Нам в целом было легко, поскольку сложился хороший контакт, и мы попытались сохранить эту атмосферу. В первые съемочные дни было сложно. Большое счастье, что удалось снимать в хронологическом порядке. Это очень помогло, ведь для нашей истории это существенно, все в ней происходит одно за другим. Мы вместе с Валерой постепенно погружались в нее, и это тоже работало на историю.
- Сначала нашли героя, а потом уже вас?
- Да. Николай говорил, что важна была пара. Валеру нашли в первый год кастинга, который растянулся. А меня позднее.
- Что почувствовали, впервые увидев себя на экране?
- Было ощущение, что это другой человек, хотя мне сказали, что на экране я как в жизни. Но мне казалось, что это все-таки другой человек, и было интересно смотреть на героиню, на то, как она живет. Конечно, хотелось кое-что поправить, как-то по-другому ее повести, но поскольку это невозможно, то я ее отпустила. Теперь Саша живет сама по себе
- Николай Хомерики первым вас пригласил в кино? Как он с вами разговаривал?
- Я до этого работала с Настей Нечаевой. Она дебютант. Это был полный метр, но фильм так и не был доснят, процесс немного затянулся. С Николаем мы пили чай из шиповника на холме в Геленджике и разговаривали. Это большое счастье, что у нас возникла какая-то химия, произошло соединение. Когда я пришла на пробы, то сразу почувствовала, что от Николая исходит человеческая энергия, и это самое дорогое.
- Не смущала концепция режиссера? Ведь ваша героиня словно бы продолжается в другой женщине?
- Нет, не смущала. Тут не совсем продолжение, скорее, какая-то предопределенность. Мне очень близки вопросы, которые Николай задает. Когда я в первый раз прочитали сценарий, то не все поняла. А после того, как перечитала, у все сложилось, не осталось никаких вопросов. Я подумала, что это гениально, и доверилась режиссеру полностью.

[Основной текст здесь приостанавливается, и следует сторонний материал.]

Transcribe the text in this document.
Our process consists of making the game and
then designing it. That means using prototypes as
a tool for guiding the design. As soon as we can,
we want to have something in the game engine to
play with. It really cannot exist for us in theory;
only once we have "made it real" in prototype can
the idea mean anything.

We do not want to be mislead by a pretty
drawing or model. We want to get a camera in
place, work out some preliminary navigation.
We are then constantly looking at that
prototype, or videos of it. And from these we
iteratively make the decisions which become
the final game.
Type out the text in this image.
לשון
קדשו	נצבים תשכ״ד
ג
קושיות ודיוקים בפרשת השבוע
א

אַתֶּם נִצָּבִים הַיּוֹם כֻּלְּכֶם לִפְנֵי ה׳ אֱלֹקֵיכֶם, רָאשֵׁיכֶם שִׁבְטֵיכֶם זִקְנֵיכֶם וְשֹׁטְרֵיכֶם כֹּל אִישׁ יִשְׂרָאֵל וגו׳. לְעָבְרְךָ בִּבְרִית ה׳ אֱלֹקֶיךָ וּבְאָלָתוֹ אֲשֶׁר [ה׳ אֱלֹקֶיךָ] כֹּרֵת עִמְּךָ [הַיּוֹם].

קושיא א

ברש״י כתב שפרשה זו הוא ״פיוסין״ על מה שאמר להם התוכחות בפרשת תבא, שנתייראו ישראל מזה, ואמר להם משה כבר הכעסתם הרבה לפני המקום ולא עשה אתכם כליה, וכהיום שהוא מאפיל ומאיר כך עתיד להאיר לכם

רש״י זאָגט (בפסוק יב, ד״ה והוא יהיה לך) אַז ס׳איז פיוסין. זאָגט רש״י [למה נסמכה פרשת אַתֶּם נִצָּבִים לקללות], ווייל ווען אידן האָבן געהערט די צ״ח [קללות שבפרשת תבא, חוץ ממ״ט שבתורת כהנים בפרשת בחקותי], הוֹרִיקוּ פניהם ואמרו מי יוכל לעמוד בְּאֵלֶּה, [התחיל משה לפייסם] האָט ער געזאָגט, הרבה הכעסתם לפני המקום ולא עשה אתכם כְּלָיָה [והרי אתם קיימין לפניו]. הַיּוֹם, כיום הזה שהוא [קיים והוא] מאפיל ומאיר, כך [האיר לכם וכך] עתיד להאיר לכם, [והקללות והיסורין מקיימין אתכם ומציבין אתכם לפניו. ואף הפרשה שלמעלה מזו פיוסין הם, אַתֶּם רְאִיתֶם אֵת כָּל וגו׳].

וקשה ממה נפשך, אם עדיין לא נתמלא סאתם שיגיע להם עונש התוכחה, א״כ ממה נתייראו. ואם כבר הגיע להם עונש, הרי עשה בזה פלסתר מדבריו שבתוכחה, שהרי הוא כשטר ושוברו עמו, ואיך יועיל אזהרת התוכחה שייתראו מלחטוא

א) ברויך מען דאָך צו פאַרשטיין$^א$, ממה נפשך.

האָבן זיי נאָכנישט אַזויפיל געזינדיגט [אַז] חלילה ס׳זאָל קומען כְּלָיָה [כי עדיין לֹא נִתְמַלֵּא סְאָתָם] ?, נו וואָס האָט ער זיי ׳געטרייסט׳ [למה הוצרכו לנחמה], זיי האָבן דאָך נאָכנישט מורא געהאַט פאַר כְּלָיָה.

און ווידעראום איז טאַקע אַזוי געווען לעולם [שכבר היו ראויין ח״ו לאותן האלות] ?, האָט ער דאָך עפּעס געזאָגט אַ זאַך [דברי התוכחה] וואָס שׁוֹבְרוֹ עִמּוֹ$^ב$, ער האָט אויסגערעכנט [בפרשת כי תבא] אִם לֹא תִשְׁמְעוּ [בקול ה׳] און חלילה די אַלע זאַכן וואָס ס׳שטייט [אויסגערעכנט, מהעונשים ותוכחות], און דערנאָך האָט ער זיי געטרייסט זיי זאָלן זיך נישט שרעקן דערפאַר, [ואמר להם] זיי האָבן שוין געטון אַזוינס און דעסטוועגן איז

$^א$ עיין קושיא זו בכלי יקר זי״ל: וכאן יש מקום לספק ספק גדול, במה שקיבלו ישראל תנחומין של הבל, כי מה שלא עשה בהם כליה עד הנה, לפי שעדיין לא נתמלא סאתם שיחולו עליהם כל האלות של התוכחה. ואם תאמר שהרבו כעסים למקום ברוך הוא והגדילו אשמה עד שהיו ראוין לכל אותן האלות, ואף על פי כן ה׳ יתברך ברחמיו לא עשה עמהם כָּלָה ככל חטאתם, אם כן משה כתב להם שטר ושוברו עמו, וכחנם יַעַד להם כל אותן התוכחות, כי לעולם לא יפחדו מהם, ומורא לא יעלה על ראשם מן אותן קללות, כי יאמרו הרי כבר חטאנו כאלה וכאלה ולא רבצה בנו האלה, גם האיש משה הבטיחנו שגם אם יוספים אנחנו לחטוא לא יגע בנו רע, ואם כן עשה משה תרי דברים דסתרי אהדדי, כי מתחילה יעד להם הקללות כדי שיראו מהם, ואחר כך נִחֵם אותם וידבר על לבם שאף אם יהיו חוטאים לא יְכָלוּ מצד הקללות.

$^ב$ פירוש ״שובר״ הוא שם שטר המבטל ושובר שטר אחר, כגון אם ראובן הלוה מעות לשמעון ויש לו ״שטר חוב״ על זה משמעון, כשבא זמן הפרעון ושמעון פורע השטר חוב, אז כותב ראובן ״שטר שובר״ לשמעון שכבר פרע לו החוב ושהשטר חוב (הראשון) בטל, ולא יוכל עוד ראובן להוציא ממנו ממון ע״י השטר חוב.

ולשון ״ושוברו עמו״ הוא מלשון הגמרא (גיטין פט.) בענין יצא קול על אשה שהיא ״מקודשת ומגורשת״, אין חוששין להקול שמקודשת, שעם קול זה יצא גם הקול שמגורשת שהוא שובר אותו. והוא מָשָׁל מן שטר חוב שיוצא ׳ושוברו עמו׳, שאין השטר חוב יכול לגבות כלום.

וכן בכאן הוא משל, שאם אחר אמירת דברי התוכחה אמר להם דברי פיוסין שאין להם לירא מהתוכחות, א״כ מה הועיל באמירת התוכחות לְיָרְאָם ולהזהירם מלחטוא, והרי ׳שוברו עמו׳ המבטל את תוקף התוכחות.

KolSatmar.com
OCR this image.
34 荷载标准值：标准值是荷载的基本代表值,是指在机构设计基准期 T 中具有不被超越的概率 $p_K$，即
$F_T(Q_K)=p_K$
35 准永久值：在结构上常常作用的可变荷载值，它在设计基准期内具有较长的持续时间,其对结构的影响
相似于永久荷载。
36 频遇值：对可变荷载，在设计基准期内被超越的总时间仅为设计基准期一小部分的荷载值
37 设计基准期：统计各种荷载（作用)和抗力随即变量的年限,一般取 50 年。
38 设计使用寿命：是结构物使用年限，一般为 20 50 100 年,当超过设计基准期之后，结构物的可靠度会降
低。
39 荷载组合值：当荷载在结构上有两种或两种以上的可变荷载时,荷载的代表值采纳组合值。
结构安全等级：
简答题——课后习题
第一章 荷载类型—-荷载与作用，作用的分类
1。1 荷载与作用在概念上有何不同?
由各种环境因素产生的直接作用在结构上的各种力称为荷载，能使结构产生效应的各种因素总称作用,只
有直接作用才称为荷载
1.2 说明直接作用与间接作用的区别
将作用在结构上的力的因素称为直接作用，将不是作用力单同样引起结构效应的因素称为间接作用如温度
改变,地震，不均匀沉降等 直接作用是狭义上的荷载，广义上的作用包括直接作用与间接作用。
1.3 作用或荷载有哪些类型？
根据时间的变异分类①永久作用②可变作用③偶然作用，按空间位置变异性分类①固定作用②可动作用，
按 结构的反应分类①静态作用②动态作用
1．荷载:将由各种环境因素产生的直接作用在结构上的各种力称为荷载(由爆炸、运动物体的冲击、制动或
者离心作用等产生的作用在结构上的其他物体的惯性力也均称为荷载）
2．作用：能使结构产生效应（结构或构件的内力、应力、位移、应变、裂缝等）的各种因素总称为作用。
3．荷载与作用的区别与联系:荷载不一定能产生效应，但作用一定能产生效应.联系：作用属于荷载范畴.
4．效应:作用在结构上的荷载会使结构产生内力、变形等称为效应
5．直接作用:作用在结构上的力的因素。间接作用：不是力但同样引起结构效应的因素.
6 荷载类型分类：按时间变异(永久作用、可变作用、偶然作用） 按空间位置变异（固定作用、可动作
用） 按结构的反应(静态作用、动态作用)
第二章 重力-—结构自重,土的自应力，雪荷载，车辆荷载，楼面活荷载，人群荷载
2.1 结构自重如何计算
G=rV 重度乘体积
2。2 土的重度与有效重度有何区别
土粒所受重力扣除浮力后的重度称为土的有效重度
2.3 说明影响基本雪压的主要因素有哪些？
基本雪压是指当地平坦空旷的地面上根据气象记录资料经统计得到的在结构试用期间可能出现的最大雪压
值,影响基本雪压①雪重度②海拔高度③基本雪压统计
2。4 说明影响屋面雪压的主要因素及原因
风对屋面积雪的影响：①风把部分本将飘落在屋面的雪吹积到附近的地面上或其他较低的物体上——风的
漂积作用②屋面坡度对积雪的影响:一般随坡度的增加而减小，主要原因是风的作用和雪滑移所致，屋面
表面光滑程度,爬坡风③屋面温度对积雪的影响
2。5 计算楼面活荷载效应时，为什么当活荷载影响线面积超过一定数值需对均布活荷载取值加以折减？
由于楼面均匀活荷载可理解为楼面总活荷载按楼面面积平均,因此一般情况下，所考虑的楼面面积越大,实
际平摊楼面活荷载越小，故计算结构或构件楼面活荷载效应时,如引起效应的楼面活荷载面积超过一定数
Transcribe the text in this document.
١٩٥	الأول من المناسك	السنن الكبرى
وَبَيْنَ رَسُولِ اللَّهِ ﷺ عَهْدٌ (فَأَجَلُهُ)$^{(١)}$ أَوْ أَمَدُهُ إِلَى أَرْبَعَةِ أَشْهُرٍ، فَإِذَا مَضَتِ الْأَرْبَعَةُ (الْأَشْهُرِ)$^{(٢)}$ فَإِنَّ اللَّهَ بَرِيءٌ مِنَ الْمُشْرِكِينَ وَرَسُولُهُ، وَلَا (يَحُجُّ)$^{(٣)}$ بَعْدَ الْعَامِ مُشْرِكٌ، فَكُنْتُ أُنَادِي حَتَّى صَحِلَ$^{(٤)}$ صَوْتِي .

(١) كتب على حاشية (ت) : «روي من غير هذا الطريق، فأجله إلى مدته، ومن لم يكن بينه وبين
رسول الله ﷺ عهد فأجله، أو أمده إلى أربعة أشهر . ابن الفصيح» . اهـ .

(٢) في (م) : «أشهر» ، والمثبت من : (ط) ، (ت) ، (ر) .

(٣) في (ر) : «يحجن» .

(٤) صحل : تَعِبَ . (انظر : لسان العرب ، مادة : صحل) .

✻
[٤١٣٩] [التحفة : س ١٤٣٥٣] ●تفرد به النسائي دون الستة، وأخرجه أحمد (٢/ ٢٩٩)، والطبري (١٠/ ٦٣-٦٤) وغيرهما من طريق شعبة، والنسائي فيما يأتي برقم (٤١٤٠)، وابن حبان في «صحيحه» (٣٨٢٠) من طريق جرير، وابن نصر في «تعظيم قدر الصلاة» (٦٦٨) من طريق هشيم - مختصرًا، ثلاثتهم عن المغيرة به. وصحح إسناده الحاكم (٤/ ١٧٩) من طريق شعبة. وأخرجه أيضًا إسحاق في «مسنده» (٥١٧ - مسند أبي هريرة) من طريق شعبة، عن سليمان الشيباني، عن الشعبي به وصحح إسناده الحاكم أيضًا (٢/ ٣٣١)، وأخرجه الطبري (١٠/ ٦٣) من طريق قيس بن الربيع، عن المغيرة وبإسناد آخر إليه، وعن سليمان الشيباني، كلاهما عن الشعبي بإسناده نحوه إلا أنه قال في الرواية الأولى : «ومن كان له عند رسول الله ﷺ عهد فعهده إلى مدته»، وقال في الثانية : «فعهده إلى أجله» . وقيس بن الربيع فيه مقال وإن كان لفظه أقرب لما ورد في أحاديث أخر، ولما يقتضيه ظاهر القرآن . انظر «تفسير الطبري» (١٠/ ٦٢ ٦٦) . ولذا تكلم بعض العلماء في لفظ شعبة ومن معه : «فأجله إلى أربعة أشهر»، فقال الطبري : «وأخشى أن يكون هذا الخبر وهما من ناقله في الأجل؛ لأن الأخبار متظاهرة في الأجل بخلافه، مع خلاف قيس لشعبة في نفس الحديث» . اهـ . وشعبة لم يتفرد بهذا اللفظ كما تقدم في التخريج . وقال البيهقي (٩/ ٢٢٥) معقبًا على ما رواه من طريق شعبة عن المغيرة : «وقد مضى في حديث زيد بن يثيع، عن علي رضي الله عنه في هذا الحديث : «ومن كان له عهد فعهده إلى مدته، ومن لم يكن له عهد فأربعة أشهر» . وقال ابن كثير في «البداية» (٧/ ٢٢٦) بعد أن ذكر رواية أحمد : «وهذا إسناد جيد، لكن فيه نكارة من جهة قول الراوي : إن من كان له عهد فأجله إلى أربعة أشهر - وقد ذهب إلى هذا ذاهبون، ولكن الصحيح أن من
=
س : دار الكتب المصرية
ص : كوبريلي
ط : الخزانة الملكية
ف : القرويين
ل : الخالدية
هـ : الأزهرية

- Кому-то не хватило в вашей истории иронии. Вы почувствовали недопонимание?
- Никакой иронии нет. Просто мы пытались задать какие-то важные вопросы. Но это хорошо, когда не все понятно и очевидно. Кто-то ушел, не досмотрев фильм до конца. А те, кто остались, нас в какой-то момент приняли. Это же не пирожок, который надо испечь и продать, чтобы он всем нравился. Может, это и есть показатель хорошего кино, раз оно вызывает вопросы. Что-то не понятно, внутренне с чем-то споришь, значит, это все живое.
- Ваш дед Сергей Владимирович Бодров видел картину?
- Видел. Он даже разговаривал с Николаем. У него тоже были зрительские вопросы, но он доволен результатом и рад за меня.
- Появились новые предложения в кино? Или театр – это главное?
- Театр – это основа. В принципе артист начинается с театра, а дальше, дай бог, будут хорошие предложения в кино. Параллельно со съемками «Море волнуется раз» я работала у Данилы Козловского на его картине «Карамора».
- Вы учились в ГИТИСе..
- Да, я окончила режиссерский факультет ГИТИСа, училась в актерской группе в мастерской Леонида Хейфеца. Сейчас работаю в «Мастерской Петра Фоменко». У меня там два спектакля «Доктор Живаго» и «1000 и 1 ночь».
- Для Леонида Хейфеца это был последний набор? Он успел вас довести до выпуска?
- Мы были последними. Когда учились на третьем курсе, он себя уже плохо чувствовал, но нам все-таки посчастливилось с ним пообщаться.
- В «Мастерскую Петра Фоменко»вас пригласили на роль Лары и после этого вы стали актрисой этого театра?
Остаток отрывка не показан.